Le groupe TotalEnergies a relancé ce jeudi son projet gazier dans le nord du Mozambique, après cinq années d’interruption consécutives à une attaque djihadiste survenue en 2021, qui avait fait environ 800 morts.
Mozambique : Total relance son projet gazier après 5 ans d'interruption
Baptisé Mozambique LNG, le projet est implanté dans la province de Cabo Delgado, une région toujours marquée par des violences djihadistes récurrentes.
Le groupe pétro-gazier a par ailleurs sollicité auprès des autorités de Maputo une prolongation de dix ans de sa concession, soit plus du double de la durée du retard accumulé. Estimé à 20 milliards de dollars, le projet prévoit l’exploitation de champs gaziers situés en eaux profondes, à près de 2 000 mètres sous la surface de l’océan.

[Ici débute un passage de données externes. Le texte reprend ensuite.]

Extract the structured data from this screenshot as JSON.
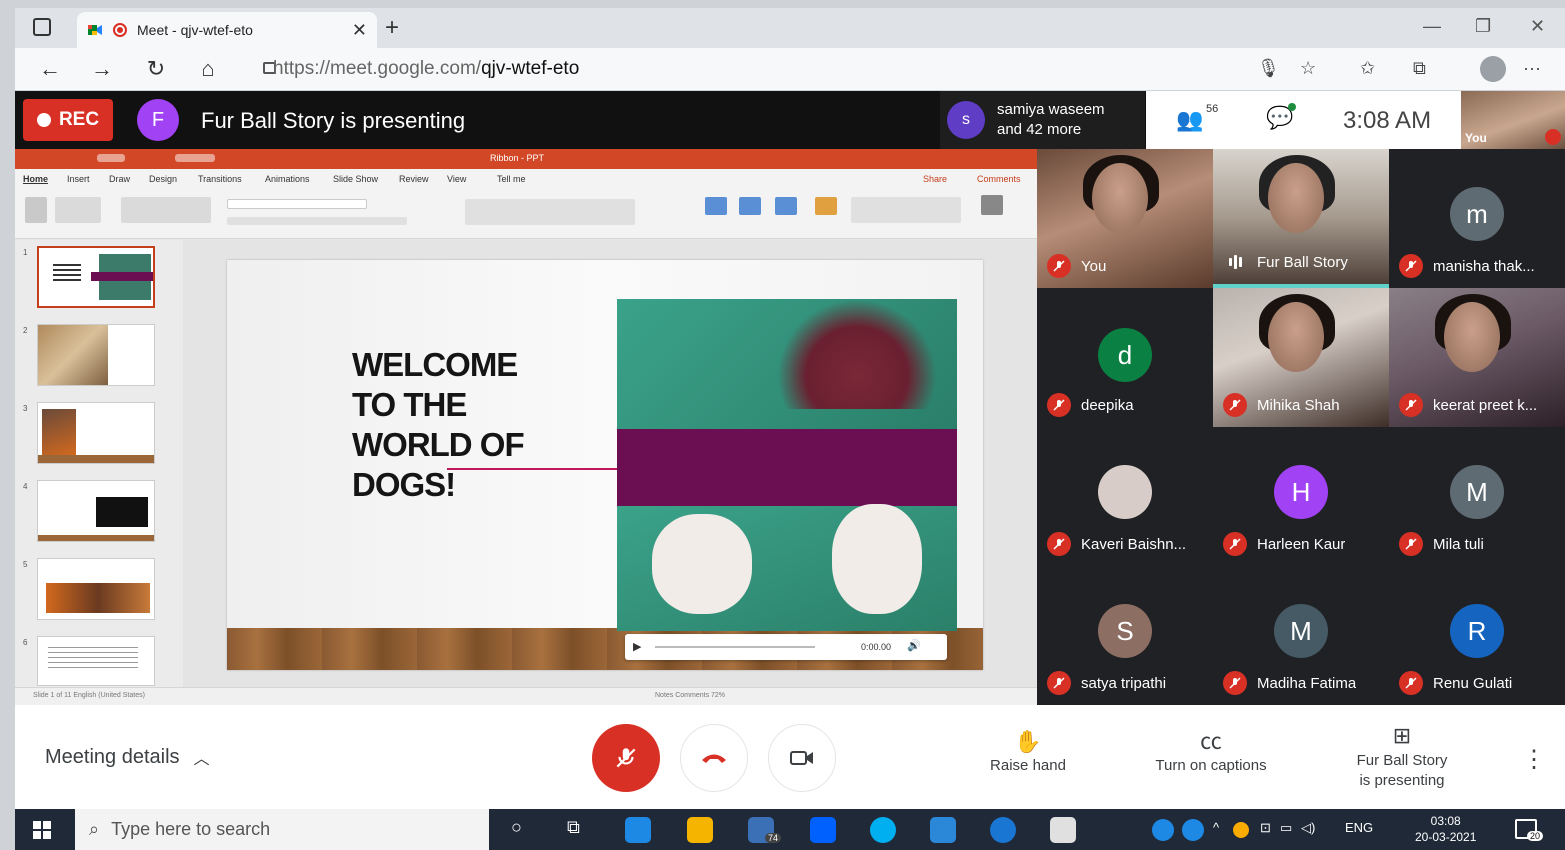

Le gaz extrait sera ensuite acheminé par un gazoduc sous-marin vers un vaste complexe industriel terrestre, où il sera liquéfié avant d’être exporté.
Les ONG environnementales dénoncent toutefois un projet qu’elles qualifient de « bombe climatique », l’accusant d’entraîner de graves violations des droits humains et d’être lié à des crimes présumés contre des civils.
En décembre dernier, le Royaume-Uni a annulé un financement de 1,15 milliard de dollars initialement promis au groupe français, estimant l’investissement trop risqué en raison de la menace sécuritaire persistante. Les Pays-Bas envisagent également de se retirer du projet.
De son côté, le gouvernement mozambicain a salué la reprise du projet dans un communiqué, affirmant être « capable de surmonter les défis et de restaurer la confiance des investisseurs nationaux et étrangers ».